Checking the veracity in a playful way
Teenagers are often quite capable of questioning Internet content themselves, says Ms. Meckl. Usually when it comes to non-political content, for example, fun videos on Youtube or virus warnings for Whatsapp. For political issues, however, there is a “high level of obedient belief”. The kids say, “What do you mean not true? It said so on the Internet” That is why it is all the more important to discuss with the young people the possible reasons for attempts at political manipulation. And also to talk to them, for example, about “social bots” – programs that automatically announce news via the social media and thus influence political opinion.
An exciting project is also currently being developed by the Büchereizentrale Schleswig-Holstein (Central Library of Schleswig-Holstein). This is where the “Fake-Hunters” game is being developed, which will be available in Schleswig-Holstein libraries from 2018 onwards. In a playful way, young people from the 7th grade upwards learn how to examine internet sources for their reliability and to recognise fake items. They are given a role in a story – as an employee of a detective agency which receives an assignment from a newspaper publisher. The newspaper, which carefully researches everything it publishes, is being threatened in its existence by a new, sensationalist Internet portal. It is the detectives’ job to find out whether this portal is spreading fake news, so that a stop can be put to the game the portal’s operators are playing.
Dealing critically with Internet information is the goal
“We provide various tools for the students,” says Kathrin Reckling-Freitag, who heads the project. “For example, the source check and reading between the lines.” The young people are also required to carry out research in the library itself and find out under what conditions books are more reliable than internet sources. Ms.

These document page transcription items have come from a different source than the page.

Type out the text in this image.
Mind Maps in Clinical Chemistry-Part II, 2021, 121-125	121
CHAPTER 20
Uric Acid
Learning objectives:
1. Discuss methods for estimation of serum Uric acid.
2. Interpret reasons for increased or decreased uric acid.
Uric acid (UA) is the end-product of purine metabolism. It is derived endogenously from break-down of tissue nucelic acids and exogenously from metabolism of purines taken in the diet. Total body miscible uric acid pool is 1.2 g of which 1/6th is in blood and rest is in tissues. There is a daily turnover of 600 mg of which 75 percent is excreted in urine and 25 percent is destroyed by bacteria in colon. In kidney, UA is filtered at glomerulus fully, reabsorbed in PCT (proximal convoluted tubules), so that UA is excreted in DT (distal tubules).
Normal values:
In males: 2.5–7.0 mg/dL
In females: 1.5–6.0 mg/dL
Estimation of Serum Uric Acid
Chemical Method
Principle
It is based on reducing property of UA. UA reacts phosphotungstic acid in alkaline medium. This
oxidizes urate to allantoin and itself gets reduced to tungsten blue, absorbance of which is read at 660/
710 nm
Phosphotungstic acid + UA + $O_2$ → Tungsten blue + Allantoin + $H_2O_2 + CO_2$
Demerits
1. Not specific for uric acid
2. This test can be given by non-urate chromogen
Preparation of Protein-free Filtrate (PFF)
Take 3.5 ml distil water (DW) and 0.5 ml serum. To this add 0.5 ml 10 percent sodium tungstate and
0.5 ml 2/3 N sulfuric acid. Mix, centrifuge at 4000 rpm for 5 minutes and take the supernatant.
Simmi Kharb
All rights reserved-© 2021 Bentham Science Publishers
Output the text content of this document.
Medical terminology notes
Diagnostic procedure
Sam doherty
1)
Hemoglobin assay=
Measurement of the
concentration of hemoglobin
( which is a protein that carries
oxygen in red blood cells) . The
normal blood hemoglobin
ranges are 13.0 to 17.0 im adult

Reckling-Freitag says she could also imagine similar projects for older target groups: “There is hardly anything more important at the moment than to make young people and adults capable of dealing with Internet information critically.”
Astrid Meckl sees it in a similar way, “Adults often know even less about technology than younger people.” The Munich Municipal Library is therefore offering more and more workshops for parents. In order to sensitise even more people to spotting fake news, Ms. Meckl and Ms. Müller are currently training the employees of Munich’s district libraries. As of autumn 2017, they will also be holding social community workshops.